Officials want state to help fix roads
Town officials want the state to restore highway aid that they say has helped municipalities do more than patch roads.
Town officials want New York state to restore highway aid that they say has helped municipalities do more than just patch roads.
At a Town Board meeting last week, town Highway Superintendent Robert Gallagher said there are questions whether two programs that provide about $33,000 to the town are at risk of ending under the proposed 2019-20 state budget.
“To our town, it is especially very important,” Gallagher said. “That’s the only way I can get things done. Other than that, it’s you’re just going to piecemeal, you’re going to do basically one or two projects a year and you’re actually going to just patch roads.”
A report on town funding from the 2017-18 budget showed $79,062 from the state Consolidated Local Street and Highway Improvement Program, which is expected to continue.
However, officials are uncertain whether $14,930 in state Extreme Winter Recovery aid to the town will continue, and have been told that another $18,046 in Pave-NY funding has been discontinued.

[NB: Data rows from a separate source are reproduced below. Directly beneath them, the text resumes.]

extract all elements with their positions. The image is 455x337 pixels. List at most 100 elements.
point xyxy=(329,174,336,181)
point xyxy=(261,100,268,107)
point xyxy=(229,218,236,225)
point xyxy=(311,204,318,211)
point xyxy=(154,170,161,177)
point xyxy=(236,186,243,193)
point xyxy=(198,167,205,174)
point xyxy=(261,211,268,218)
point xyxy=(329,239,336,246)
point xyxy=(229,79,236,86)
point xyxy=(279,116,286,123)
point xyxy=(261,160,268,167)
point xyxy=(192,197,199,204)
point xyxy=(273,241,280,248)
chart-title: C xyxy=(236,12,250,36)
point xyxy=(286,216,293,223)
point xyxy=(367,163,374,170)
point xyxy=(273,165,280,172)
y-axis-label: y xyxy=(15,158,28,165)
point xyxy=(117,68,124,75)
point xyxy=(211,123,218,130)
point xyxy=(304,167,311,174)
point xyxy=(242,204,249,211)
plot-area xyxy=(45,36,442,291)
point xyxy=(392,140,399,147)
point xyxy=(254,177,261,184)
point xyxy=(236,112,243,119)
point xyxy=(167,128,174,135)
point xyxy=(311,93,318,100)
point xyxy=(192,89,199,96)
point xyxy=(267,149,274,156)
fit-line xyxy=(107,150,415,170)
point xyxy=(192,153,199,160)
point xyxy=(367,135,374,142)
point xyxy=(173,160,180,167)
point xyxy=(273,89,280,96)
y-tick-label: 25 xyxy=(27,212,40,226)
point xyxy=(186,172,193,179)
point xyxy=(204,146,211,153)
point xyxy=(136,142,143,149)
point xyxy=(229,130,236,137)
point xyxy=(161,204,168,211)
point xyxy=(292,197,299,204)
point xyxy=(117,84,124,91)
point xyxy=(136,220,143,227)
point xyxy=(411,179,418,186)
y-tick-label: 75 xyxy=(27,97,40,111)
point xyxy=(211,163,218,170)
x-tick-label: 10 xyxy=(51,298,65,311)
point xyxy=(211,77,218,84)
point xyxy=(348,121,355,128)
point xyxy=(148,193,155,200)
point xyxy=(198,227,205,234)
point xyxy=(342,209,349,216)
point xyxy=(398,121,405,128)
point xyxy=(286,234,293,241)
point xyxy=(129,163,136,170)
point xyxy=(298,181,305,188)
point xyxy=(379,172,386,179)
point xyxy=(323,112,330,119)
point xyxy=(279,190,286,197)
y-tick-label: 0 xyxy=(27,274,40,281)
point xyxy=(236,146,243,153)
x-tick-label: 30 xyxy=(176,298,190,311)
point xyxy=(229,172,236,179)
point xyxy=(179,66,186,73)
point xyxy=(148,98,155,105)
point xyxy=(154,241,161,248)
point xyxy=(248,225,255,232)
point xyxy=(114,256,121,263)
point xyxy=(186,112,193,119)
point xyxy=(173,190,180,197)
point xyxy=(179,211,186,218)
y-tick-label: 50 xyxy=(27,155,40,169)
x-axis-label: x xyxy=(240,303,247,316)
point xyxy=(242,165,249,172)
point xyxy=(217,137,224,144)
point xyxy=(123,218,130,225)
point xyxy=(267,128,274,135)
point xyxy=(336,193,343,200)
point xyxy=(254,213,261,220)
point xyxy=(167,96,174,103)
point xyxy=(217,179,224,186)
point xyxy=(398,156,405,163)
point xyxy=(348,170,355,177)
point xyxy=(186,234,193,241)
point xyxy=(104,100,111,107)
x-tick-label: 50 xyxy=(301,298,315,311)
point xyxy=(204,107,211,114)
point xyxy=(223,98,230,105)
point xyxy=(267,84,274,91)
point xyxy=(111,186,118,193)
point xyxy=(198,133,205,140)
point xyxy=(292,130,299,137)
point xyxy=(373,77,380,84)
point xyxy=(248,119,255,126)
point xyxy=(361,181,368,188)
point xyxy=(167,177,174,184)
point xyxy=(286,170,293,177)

Gallagher said the two at-risk programs help finance enough paving work to fulfill requirements for the town to continue receiving funding from the program that will remain. He said the town needs to pave about 3.6 miles of road per year, representing 10 percent of the total town inventory, to receive the aid.
He said the potential loss of the other grants represents about two-thirds of the funding needed for a typical town road paving project.
“I’ve gotten two bids ... for Parkcrest Drive, and they both came in right around $50,000,” he said. “That’s a small community road, but that definitely needs to be done. It’s to that point where we patched it upon patch upon patch. This time it needs to be paved.”
Representatives of state Sen. Jennifer Metzger, D-Rosendale, said Consolidated Local Street and Highway Improvement Program funding is proposed to be unchanged in the 2019-20 state budget and the Pave-NY funding was part of a five-year program that ended in the 2018-19 budget.
In an email, Metzger said the Extreme Winter Recovery Program is part of budget negotiations for the coming year.
“The Extreme Winter Recovery Program has provided important supplementary funding for our town highway departments since 2015,” she said. “The extreme temperature swings we are experiencing this winter are highly damaging to our roads, and with climate change, we can expect these kinds of extreme weather events to continue. I am advocating for continuing to fund this $65 million program, which was not included in the executive budget.”
“The Extreme Winter Recovery Program has provided important supplementary funding for our town highway departments since 2015,” she said. “The extreme temperature swings we are experiencing this winter are highly damaging to our roads, and with climate change, we can expect these kinds of extreme weather events to continue. I am advocating for continuing to fund this $65 million program, which was not included in the executive budget.”